Tata Consultancy Services

The road to $10 billion.

Top 20 IT services India
Top 20 IT services India Tata Consultancy Services (TCS) is looking to a point in the not-too-distant future where it sits at the top table of IT services alongside IBM, Accenture and Capgemini.

Part of the Tata Group, one of India’s largest companies, whose other interests span tea, cars, steel and telecoms, TCS has set itself the revenue target of reaching $10 billion by 2010. If that seems over-ambitious for a company with revenues likely to hit $3.8 billion this year, then doubters should note that it has actually doubled revenues every two years since 1998.

To get there, the Mumbai-headquartered company needs to become a ‘full-service’ provider – and that is already showing in its revenue mix. Around 54% of its business is derived from the traditional area of application development and maintenance, but its Enterprise Solutions group, where two key focuses are on implementing and enhancing ERP packages and helping companies embrace service-oriented architecture, now generates 12% of revenues. Other core areas include business intelligence at 9% of revenues, infrastructure services rising fast to 6% and business process outsourcing (BPO), where activities have gone from almost zero to 6% of revenues.

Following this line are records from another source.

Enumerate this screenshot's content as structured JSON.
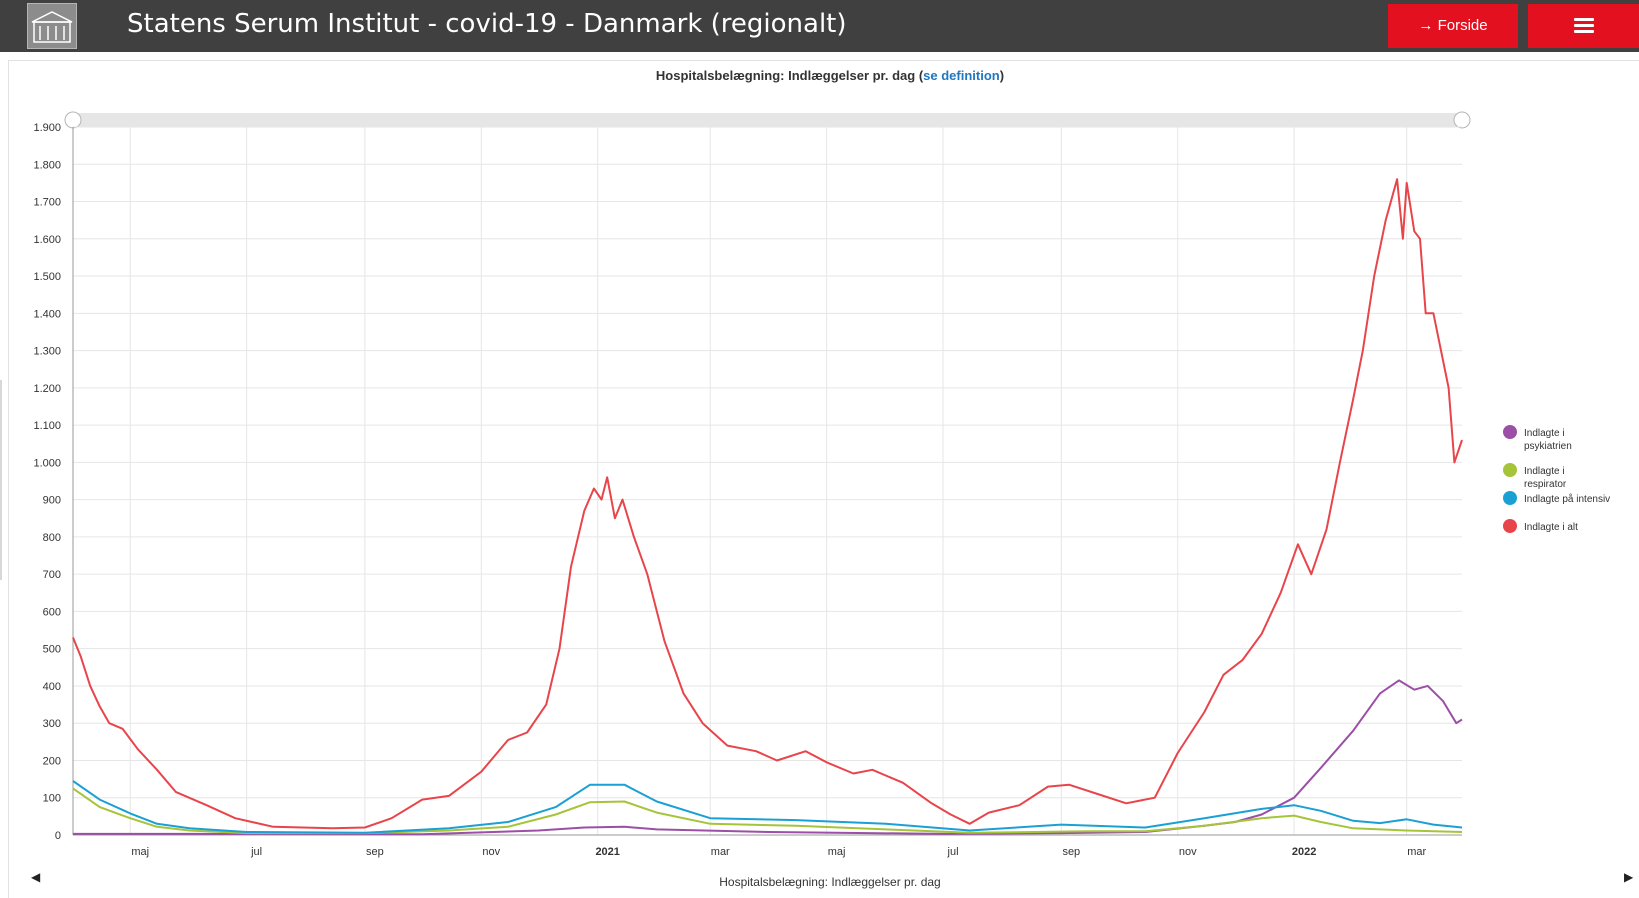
{
  "header": {
    "title": "Statens Serum Institut - covid-19 - Danmark (regionalt)",
    "forside_label": "→ Forside",
    "logo_icon": "building-icon",
    "menu_icon": "hamburger-menu-icon",
    "colors": {
      "bar": "#404040",
      "button": "#e3101f"
    }
  },
  "chart_title": {
    "prefix": "Hospitalsbelægning: Indlæggelser pr. dag (",
    "link": "se definition",
    "suffix": ")"
  },
  "bottom_label": "Hospitalsbelægning: Indlæggelser pr. dag",
  "nav": {
    "left_arrow": "◀",
    "right_arrow": "▶"
  },
  "chart_data": {
    "type": "line",
    "title": "Hospitalsbelægning: Indlæggelser pr. dag",
    "ylim": [
      0,
      1900
    ],
    "y_ticks": [
      0,
      100,
      200,
      300,
      400,
      500,
      600,
      700,
      800,
      900,
      1000,
      1100,
      1200,
      1300,
      1400,
      1500,
      1600,
      1700,
      1800,
      1900
    ],
    "y_tick_labels": [
      "0",
      "100",
      "200",
      "300",
      "400",
      "500",
      "600",
      "700",
      "800",
      "900",
      "1.000",
      "1.100",
      "1.200",
      "1.300",
      "1.400",
      "1.500",
      "1.600",
      "1.700",
      "1.800",
      "1.900"
    ],
    "x_range": [
      "2020-04-01",
      "2022-03-30"
    ],
    "x_ticks": [
      {
        "date": "2020-05-01",
        "label": "maj",
        "bold": false
      },
      {
        "date": "2020-07-01",
        "label": "jul",
        "bold": false
      },
      {
        "date": "2020-09-01",
        "label": "sep",
        "bold": false
      },
      {
        "date": "2020-11-01",
        "label": "nov",
        "bold": false
      },
      {
        "date": "2021-01-01",
        "label": "2021",
        "bold": true
      },
      {
        "date": "2021-03-01",
        "label": "mar",
        "bold": false
      },
      {
        "date": "2021-05-01",
        "label": "maj",
        "bold": false
      },
      {
        "date": "2021-07-01",
        "label": "jul",
        "bold": false
      },
      {
        "date": "2021-09-01",
        "label": "sep",
        "bold": false
      },
      {
        "date": "2021-11-01",
        "label": "nov",
        "bold": false
      },
      {
        "date": "2022-01-01",
        "label": "2022",
        "bold": true
      },
      {
        "date": "2022-03-01",
        "label": "mar",
        "bold": false
      }
    ],
    "grid": true,
    "legend_position": "right",
    "series": [
      {
        "name": "Indlagte i psykiatrien",
        "color": "#9b4fa6",
        "points": [
          [
            "2020-04-01",
            3
          ],
          [
            "2020-06-01",
            3
          ],
          [
            "2020-10-01",
            2
          ],
          [
            "2020-12-01",
            12
          ],
          [
            "2020-12-25",
            20
          ],
          [
            "2021-01-15",
            22
          ],
          [
            "2021-02-01",
            15
          ],
          [
            "2021-04-01",
            8
          ],
          [
            "2021-07-01",
            3
          ],
          [
            "2021-09-01",
            5
          ],
          [
            "2021-10-15",
            8
          ],
          [
            "2021-11-15",
            25
          ],
          [
            "2021-12-01",
            35
          ],
          [
            "2021-12-15",
            55
          ],
          [
            "2022-01-01",
            100
          ],
          [
            "2022-01-15",
            180
          ],
          [
            "2022-02-01",
            280
          ],
          [
            "2022-02-15",
            380
          ],
          [
            "2022-02-25",
            415
          ],
          [
            "2022-03-05",
            390
          ],
          [
            "2022-03-12",
            400
          ],
          [
            "2022-03-20",
            360
          ],
          [
            "2022-03-27",
            300
          ],
          [
            "2022-03-30",
            310
          ]
        ]
      },
      {
        "name": "Indlagte i respirator",
        "color": "#a5c43a",
        "points": [
          [
            "2020-04-01",
            125
          ],
          [
            "2020-04-15",
            75
          ],
          [
            "2020-05-01",
            45
          ],
          [
            "2020-05-15",
            22
          ],
          [
            "2020-06-01",
            12
          ],
          [
            "2020-07-01",
            5
          ],
          [
            "2020-09-01",
            5
          ],
          [
            "2020-10-15",
            12
          ],
          [
            "2020-11-15",
            22
          ],
          [
            "2020-12-10",
            55
          ],
          [
            "2020-12-28",
            88
          ],
          [
            "2021-01-15",
            90
          ],
          [
            "2021-02-01",
            60
          ],
          [
            "2021-03-01",
            30
          ],
          [
            "2021-04-15",
            25
          ],
          [
            "2021-06-01",
            15
          ],
          [
            "2021-07-15",
            6
          ],
          [
            "2021-09-15",
            10
          ],
          [
            "2021-10-15",
            10
          ],
          [
            "2021-11-15",
            25
          ],
          [
            "2021-12-15",
            45
          ],
          [
            "2022-01-01",
            52
          ],
          [
            "2022-01-15",
            35
          ],
          [
            "2022-02-01",
            18
          ],
          [
            "2022-03-01",
            12
          ],
          [
            "2022-03-30",
            8
          ]
        ]
      },
      {
        "name": "Indlagte på intensiv",
        "color": "#1ba0d4",
        "points": [
          [
            "2020-04-01",
            145
          ],
          [
            "2020-04-15",
            95
          ],
          [
            "2020-05-01",
            58
          ],
          [
            "2020-05-15",
            30
          ],
          [
            "2020-06-01",
            18
          ],
          [
            "2020-07-01",
            8
          ],
          [
            "2020-09-01",
            6
          ],
          [
            "2020-10-15",
            18
          ],
          [
            "2020-11-15",
            35
          ],
          [
            "2020-12-10",
            75
          ],
          [
            "2020-12-28",
            135
          ],
          [
            "2021-01-15",
            135
          ],
          [
            "2021-02-01",
            90
          ],
          [
            "2021-03-01",
            45
          ],
          [
            "2021-04-15",
            40
          ],
          [
            "2021-06-01",
            30
          ],
          [
            "2021-07-15",
            12
          ],
          [
            "2021-09-01",
            28
          ],
          [
            "2021-10-15",
            20
          ],
          [
            "2021-11-15",
            45
          ],
          [
            "2021-12-15",
            70
          ],
          [
            "2022-01-01",
            80
          ],
          [
            "2022-01-15",
            65
          ],
          [
            "2022-02-01",
            38
          ],
          [
            "2022-02-15",
            32
          ],
          [
            "2022-03-01",
            42
          ],
          [
            "2022-03-15",
            28
          ],
          [
            "2022-03-30",
            20
          ]
        ]
      },
      {
        "name": "Indlagte i alt",
        "color": "#e8454b",
        "points": [
          [
            "2020-04-01",
            530
          ],
          [
            "2020-04-05",
            480
          ],
          [
            "2020-04-10",
            400
          ],
          [
            "2020-04-15",
            345
          ],
          [
            "2020-04-20",
            300
          ],
          [
            "2020-04-27",
            285
          ],
          [
            "2020-05-05",
            230
          ],
          [
            "2020-05-15",
            175
          ],
          [
            "2020-05-25",
            115
          ],
          [
            "2020-06-10",
            80
          ],
          [
            "2020-06-25",
            45
          ],
          [
            "2020-07-15",
            22
          ],
          [
            "2020-08-15",
            18
          ],
          [
            "2020-09-01",
            20
          ],
          [
            "2020-09-15",
            45
          ],
          [
            "2020-10-01",
            95
          ],
          [
            "2020-10-15",
            105
          ],
          [
            "2020-11-01",
            170
          ],
          [
            "2020-11-15",
            255
          ],
          [
            "2020-11-25",
            275
          ],
          [
            "2020-12-05",
            350
          ],
          [
            "2020-12-12",
            500
          ],
          [
            "2020-12-18",
            720
          ],
          [
            "2020-12-25",
            870
          ],
          [
            "2020-12-30",
            930
          ],
          [
            "2021-01-03",
            900
          ],
          [
            "2021-01-06",
            960
          ],
          [
            "2021-01-10",
            850
          ],
          [
            "2021-01-14",
            900
          ],
          [
            "2021-01-20",
            800
          ],
          [
            "2021-01-27",
            700
          ],
          [
            "2021-02-05",
            520
          ],
          [
            "2021-02-15",
            380
          ],
          [
            "2021-02-25",
            300
          ],
          [
            "2021-03-10",
            240
          ],
          [
            "2021-03-25",
            225
          ],
          [
            "2021-04-05",
            200
          ],
          [
            "2021-04-20",
            225
          ],
          [
            "2021-05-01",
            195
          ],
          [
            "2021-05-15",
            165
          ],
          [
            "2021-05-25",
            175
          ],
          [
            "2021-06-10",
            140
          ],
          [
            "2021-06-25",
            85
          ],
          [
            "2021-07-05",
            55
          ],
          [
            "2021-07-15",
            30
          ],
          [
            "2021-07-25",
            60
          ],
          [
            "2021-08-10",
            80
          ],
          [
            "2021-08-25",
            130
          ],
          [
            "2021-09-05",
            135
          ],
          [
            "2021-09-20",
            110
          ],
          [
            "2021-10-05",
            85
          ],
          [
            "2021-10-20",
            100
          ],
          [
            "2021-11-01",
            220
          ],
          [
            "2021-11-15",
            330
          ],
          [
            "2021-11-25",
            430
          ],
          [
            "2021-12-05",
            470
          ],
          [
            "2021-12-15",
            540
          ],
          [
            "2021-12-25",
            650
          ],
          [
            "2022-01-03",
            780
          ],
          [
            "2022-01-10",
            700
          ],
          [
            "2022-01-18",
            820
          ],
          [
            "2022-01-25",
            1000
          ],
          [
            "2022-02-01",
            1170
          ],
          [
            "2022-02-06",
            1300
          ],
          [
            "2022-02-12",
            1500
          ],
          [
            "2022-02-18",
            1650
          ],
          [
            "2022-02-24",
            1760
          ],
          [
            "2022-02-27",
            1600
          ],
          [
            "2022-03-01",
            1750
          ],
          [
            "2022-03-05",
            1620
          ],
          [
            "2022-03-08",
            1600
          ],
          [
            "2022-03-11",
            1400
          ],
          [
            "2022-03-15",
            1400
          ],
          [
            "2022-03-19",
            1300
          ],
          [
            "2022-03-23",
            1200
          ],
          [
            "2022-03-26",
            1000
          ],
          [
            "2022-03-30",
            1060
          ]
        ]
      }
    ]
  }
}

Servicing those activities is a well-oiled recruitment machine that last year grew TCS’s workforce by 20,000 to 83,500. The majority of work is on North American client accounts, but the UK is the second largest base (and its most profitable), accounting for 20% of revenues. Key clients include Boots, Somerfield and Virgin Atlantic.

The Tata brand plays heavily to TCS’s advantage.  The company’s staff attrition rate, currently at 10.8%, is by far the lowest of any Indian IT services company – a factor of TCS being perceived among potential recruits as part of a pillar of Indian commerce.

Top 20 IT services India
In terms of customers, TCS has focused its attentions on three key verticals: banking, financial services and insurance (where it derives 44% of revenues), telecoms (17%) and manufacturing (15%). And although it boasts 754 active clients, some are more critical to its success than others.

Its top 10 customers generate 28% of its revenues, with its largest client alone, General Electric, writing cheques this year for over $200 million.

TCS’s jump in BPO activity points to an evolution of its India-centric global sourcing model. Its hard-fought deal, signed April 2006, to take on the Pearl Group’s closed-book life and pensions operations, under a new TCS subsidiary, Diligenta, involved the acquisition of 950 UK employees and the occupation of Pearl’s headquarters near Peterborough.

That is just one of the platforms fuelling a turbo-charged growth rate that is currently running at 47%. Even if its pace slows to 40% as it grows TCS will crash through that $10 billion target.